Studio album by Robin Schulz
- Released: 26 February 2021
- Recorded: 2017–2020
- Label: Warner Music

Robin Schulz chronology
| Uncovered (2017) | IIII (2021) | Pink (2023) |

Singles from IIII
- "Speechless" Released: 16 November 2018; "All This Love" Released: 3 May 2019; "Rather Be Alone" Released: 13 September 2019; "In Your Eyes" Released: 10 January 2020; "Alane" Released: 19 June 2020; "All We Got" Released: 16 October 2020; "One More Time" Released: 26 February 2021;

= IIII (album) =

IIII is the fourth studio album by German DJ and record producer Robin Schulz, released on 26 February 2021 through Warner Music. Schulz wrote around 50 songs over the span of four years for the album, which features collaborations conducted online due to the COVID-19 pandemic. IIII was supported by the singles "Speechless", "All This Love", "Rather Be Alone", "In Your Eyes", "Alane", and "All We Got". A seventh single, "One More Time" with Felix Jaehn, was released the same day as the album. The album's release was promoted by a drone light show in the Netherlands.

==Singles==
"Speechless" was released as the lead single from the album on 16 November 2018. The song peaked at number seven on the German Singles Chart. "All This Love" was released as the second single from the album on 3 May 2019. The song peaked at number twenty-four on the German Singles Chart. "Rather Be Alone" was released as the third single from the album on 13 September 2019. "In Your Eyes" was released as the fourth single from the album on 10 January 2020. The song peaked at number five on the German Singles Chart. "Alane" was released as the fifth single from the album on 19 June 2020. The song peaked at number six on the German Singles Chart. "All We Got" was released as the sixth single from the album on 16 October 2020. The song peaked at number five on the German Singles Chart. "One More Time" was released as the seventh single from the album on 26 February 2021. The song peaked at number forty-six on the German Singles Chart.

==Critical reception==
Der Spiegel rated the album 2/10, and calling it too "comfortable" and criticizing the "pseudo-emotional" guest appearances. 24UR gave the album a rating of 3.5/5, praising the trance influences and use of non-electronic instruments like guitars.
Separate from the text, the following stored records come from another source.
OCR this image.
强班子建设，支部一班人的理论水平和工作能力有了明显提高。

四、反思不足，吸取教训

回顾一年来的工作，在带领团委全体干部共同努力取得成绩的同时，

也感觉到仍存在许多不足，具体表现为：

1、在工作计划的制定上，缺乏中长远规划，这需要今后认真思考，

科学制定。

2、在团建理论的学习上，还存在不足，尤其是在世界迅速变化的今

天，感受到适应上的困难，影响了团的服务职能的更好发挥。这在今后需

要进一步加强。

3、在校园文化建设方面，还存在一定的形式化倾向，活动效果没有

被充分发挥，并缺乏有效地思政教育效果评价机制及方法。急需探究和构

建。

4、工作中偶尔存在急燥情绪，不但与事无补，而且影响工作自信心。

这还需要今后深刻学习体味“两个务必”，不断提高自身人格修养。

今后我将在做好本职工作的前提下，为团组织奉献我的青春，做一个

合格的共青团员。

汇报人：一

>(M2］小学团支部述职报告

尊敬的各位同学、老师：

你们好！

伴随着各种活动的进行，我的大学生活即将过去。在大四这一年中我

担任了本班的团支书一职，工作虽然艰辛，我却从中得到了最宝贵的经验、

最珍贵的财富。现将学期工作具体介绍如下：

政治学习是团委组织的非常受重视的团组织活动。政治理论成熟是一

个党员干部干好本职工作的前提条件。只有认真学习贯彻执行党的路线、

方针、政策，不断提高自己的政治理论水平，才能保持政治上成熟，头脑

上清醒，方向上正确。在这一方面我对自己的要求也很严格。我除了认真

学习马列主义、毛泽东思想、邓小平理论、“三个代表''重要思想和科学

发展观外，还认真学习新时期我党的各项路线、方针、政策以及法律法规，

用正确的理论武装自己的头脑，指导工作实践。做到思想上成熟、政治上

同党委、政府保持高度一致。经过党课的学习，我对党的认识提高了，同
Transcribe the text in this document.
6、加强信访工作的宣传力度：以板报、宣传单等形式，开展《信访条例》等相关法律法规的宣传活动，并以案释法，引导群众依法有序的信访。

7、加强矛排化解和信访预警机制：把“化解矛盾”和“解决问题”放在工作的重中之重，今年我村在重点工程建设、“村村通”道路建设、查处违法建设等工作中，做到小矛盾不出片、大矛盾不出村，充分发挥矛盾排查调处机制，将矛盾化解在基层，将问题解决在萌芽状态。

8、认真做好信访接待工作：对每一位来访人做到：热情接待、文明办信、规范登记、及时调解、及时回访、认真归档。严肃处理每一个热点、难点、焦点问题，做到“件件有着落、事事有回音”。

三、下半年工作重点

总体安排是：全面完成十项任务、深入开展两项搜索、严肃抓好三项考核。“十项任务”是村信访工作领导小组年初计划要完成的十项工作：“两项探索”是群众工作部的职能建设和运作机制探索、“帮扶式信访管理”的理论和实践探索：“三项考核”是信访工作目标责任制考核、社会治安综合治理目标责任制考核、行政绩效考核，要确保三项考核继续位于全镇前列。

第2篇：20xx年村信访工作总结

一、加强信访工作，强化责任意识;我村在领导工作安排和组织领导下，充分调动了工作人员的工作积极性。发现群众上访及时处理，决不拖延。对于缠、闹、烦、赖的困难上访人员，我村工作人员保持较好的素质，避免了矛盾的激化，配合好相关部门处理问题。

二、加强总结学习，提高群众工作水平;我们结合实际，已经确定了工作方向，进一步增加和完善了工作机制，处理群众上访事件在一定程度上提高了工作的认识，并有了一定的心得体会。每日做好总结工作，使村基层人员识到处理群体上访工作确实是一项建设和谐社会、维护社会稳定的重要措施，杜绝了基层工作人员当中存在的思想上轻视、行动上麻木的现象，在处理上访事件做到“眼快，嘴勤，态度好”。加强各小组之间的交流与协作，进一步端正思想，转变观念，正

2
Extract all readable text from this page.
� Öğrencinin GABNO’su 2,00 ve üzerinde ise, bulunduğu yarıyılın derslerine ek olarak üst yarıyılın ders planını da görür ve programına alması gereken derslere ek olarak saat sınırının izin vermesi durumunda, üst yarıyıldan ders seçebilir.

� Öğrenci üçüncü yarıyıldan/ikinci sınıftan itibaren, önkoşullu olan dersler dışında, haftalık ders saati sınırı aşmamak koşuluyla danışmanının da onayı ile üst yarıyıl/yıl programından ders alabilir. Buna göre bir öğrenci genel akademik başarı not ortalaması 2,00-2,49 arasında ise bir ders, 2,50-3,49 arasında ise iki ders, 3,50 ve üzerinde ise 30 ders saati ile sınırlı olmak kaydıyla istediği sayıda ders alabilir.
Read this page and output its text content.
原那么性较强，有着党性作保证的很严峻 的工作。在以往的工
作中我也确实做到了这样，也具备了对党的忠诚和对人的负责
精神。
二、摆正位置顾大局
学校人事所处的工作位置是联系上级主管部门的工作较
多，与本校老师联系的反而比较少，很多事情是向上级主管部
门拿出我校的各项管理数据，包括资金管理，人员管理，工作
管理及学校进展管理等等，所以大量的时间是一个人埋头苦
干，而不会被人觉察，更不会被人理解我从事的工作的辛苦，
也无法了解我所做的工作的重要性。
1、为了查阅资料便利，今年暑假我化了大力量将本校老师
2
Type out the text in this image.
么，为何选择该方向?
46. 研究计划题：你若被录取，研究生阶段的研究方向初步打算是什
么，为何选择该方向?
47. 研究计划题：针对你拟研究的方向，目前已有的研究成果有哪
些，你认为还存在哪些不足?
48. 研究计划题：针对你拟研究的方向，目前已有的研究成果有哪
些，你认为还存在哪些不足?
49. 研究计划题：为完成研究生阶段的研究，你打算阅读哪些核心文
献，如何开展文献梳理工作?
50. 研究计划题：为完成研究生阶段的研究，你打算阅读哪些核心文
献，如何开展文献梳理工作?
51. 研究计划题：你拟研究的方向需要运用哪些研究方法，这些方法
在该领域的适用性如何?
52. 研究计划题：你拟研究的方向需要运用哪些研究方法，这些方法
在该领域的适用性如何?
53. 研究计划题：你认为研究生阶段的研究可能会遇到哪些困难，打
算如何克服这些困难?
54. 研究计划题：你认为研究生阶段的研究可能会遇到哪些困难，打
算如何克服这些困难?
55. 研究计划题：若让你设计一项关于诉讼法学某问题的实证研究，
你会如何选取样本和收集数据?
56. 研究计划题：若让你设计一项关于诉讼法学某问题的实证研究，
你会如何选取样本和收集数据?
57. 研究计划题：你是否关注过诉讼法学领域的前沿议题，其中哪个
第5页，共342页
A review by laut.de gave IIII one out of five stars and felts its songs were unoriginal and repetitive.

== Track listing==

IIII track listing
| No. | Title | Length |
|---|---|---|
| 1. | "Intro" | 2:01 |
| 2. | "In Your Eyes" (featuring Alida) | 3:28 |
| 3. | "Speechless" (featuring Erika Sirola) | 3:29 |
| 4. | "Live and Let Live" (featuring Sam Martin) | 3:15 |
| 5. | "All We Got" (featuring Kiddo) | 3:10 |
| 6. | "Alane" (with Wes) | 2:54 |
| 7. | "Better with You" (featuring Svrcina) | 3:02 |
| 8. | "All This Love" (featuring Harlœ) | 2:45 |
| 9. | "One More Time" (with Felix Jaehn featuring Alida) | 3:19 |
| 10. | "Make Me Feel the Night" (featuring Tyler James Bellinger) | 3:26 |
| 11. | "It's Only for You" | 2:50 |
| 12. | "Kill the Fire" (featuring the Leonard) | 3:05 |
| 13. | "Dream" (featuring Colour Your Mind) | 3:11 |
| 14. | "Rather Be Alone" (with Nick Martin and Sam Martin) | 2:52 |
| 15. | "Float" | 3:29 |
| 16. | "Feel Something" (featuring Saygrace) | 2:51 |
| 17. | "Outro" | 2:12 |

==Charts==

===Weekly charts===

Weekly chart performance for IIII
| Chart (2021) | Peak position |
|---|---|
| Austrian Albums (Ö3 Austria) | 29 |
| Belgian Albums (Ultratop Flanders) | 47 |
| Belgian Albums (Ultratop Wallonia) | 78 |
| Dutch Albums (Album Top 100) | 7 |
| French Albums (SNEP) | 50 |
| German Albums (Offizielle Top 100) | 9 |
| Hungarian Albums (MAHASZ) | 7 |
| Norwegian Albums (VG-lista) | 11 |
| Spanish Albums (Promusicae) | 99 |
| Swiss Albums (Schweizer Hitparade) | 9 |

===Year-end charts===

Year-end chart performance for IIII
| Chart (2021) | Position |
|---|---|
| Belgian Albums (Ultratop Flanders) | 137 |
| Belgian Albums (Ultratop Wallonia) | 179 |
| Dutch Albums (Album Top 100) | 52 |

==Certifications==

Certifications for IIII
| Region | Certification | Certified units/sales |
| France (SNEP) | Gold | 50,000^{‡} |
| Netherlands (NVPI) | Gold | 20,000^{‡} |
^{‡} Sales+streaming figures based on certification alone.